On Monday the police arrested Abdul Halim, the prime suspect, and three of his accomplices. Halim and his group have in the past targeted gold merchants and other businessmen, and that money has been used to fund terror-related activities in Kerala and to fight the court cases of those accomplices. Media reports link Halim to Thadiyantavide Nazeer, an alleged Lashkar-e-Taiba commander, who was caught in 2009 after being on the run for almost two decades. Annas, one of those arrested along with Halim, is a suspect in a bus burning case in Kochi in 2005 and in the 2006 Kozhikode bus blast case. Naseer was the prime accused in 2005 case.
This leads to a question: Are terror-related incidents on the rise in Kerala? According to the South Asia Terror Portal (SATP), 22 terror-related incidents have been reported in the first seven months of this year in Kerala. Out of these only one — the June 15 Kollam bomb blast at a civil station — was violent, while the others were non-violent incidents like seizure of weapons, search for terror suspects and seizing fake Indian currency notes. During the corresponding period in 2015 only six such incidents were recorded.
“Terror in India has long been associated with the extremist activities in Kashmir, Punjab or the Northeast. But in the south there is a silent and more potent terror wave,” said a government official in Thiruvananthapuram who did not want to be named.

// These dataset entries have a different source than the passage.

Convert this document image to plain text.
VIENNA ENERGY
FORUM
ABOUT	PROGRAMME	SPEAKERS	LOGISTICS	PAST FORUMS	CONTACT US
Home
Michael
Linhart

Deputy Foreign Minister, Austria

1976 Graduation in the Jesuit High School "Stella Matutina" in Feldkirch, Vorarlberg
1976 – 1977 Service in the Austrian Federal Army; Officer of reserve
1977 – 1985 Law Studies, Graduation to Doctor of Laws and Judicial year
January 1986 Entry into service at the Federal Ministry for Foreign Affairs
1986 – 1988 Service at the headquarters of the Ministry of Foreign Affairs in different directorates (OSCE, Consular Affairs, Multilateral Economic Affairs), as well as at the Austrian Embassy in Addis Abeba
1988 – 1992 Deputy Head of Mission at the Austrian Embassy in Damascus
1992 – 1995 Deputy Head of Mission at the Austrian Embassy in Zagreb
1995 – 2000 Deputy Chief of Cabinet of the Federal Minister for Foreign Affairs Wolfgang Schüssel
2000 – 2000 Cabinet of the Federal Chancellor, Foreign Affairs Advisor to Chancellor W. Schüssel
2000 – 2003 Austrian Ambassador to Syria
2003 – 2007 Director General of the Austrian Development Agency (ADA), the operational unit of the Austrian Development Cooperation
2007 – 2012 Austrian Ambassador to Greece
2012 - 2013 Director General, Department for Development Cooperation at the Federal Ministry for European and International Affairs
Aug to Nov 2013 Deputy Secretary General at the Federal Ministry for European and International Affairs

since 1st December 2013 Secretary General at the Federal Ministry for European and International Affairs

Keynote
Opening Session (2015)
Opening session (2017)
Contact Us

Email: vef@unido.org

The recent news of about 20 people leaving the state to fight the “holy war” in Iraq and Syria for the Islamic State (IS) and the arrest of a Kabul-bound woman, who was an IS recruiter, from the Delhi airport point to this growing wave.
Is this a sudden change and what are the reasons for it?
“We have been monitoring patterns for some time now, and one of the main reasons for a high rate of terror-related activities in Kerala is its close ties with the Gulf (West Asia). A lot of radicalisation and terror planning and funding comes from this route into Kerala,” said a former top official of the National Intelligence Agency (NIA), who investigated many terror cases in the state until recently, but did not want to be identified.
“What is very disturbing is that many well-off people are part of these silent modules and many times they themselves are not aware of it....Also, it is no longer limited to north Kerala, reports of such activities come in from all places in the state,” he said.
Kerala earned the tag God’s Own Country with its picturesque backwaters, pristine beaches and Chinese fishing nets. But there’s a growing undercurrent of terror-related activities that have spread the length and breadth of the state — the Perumbavoor case should remind the Pinarayi Vijayan government of this.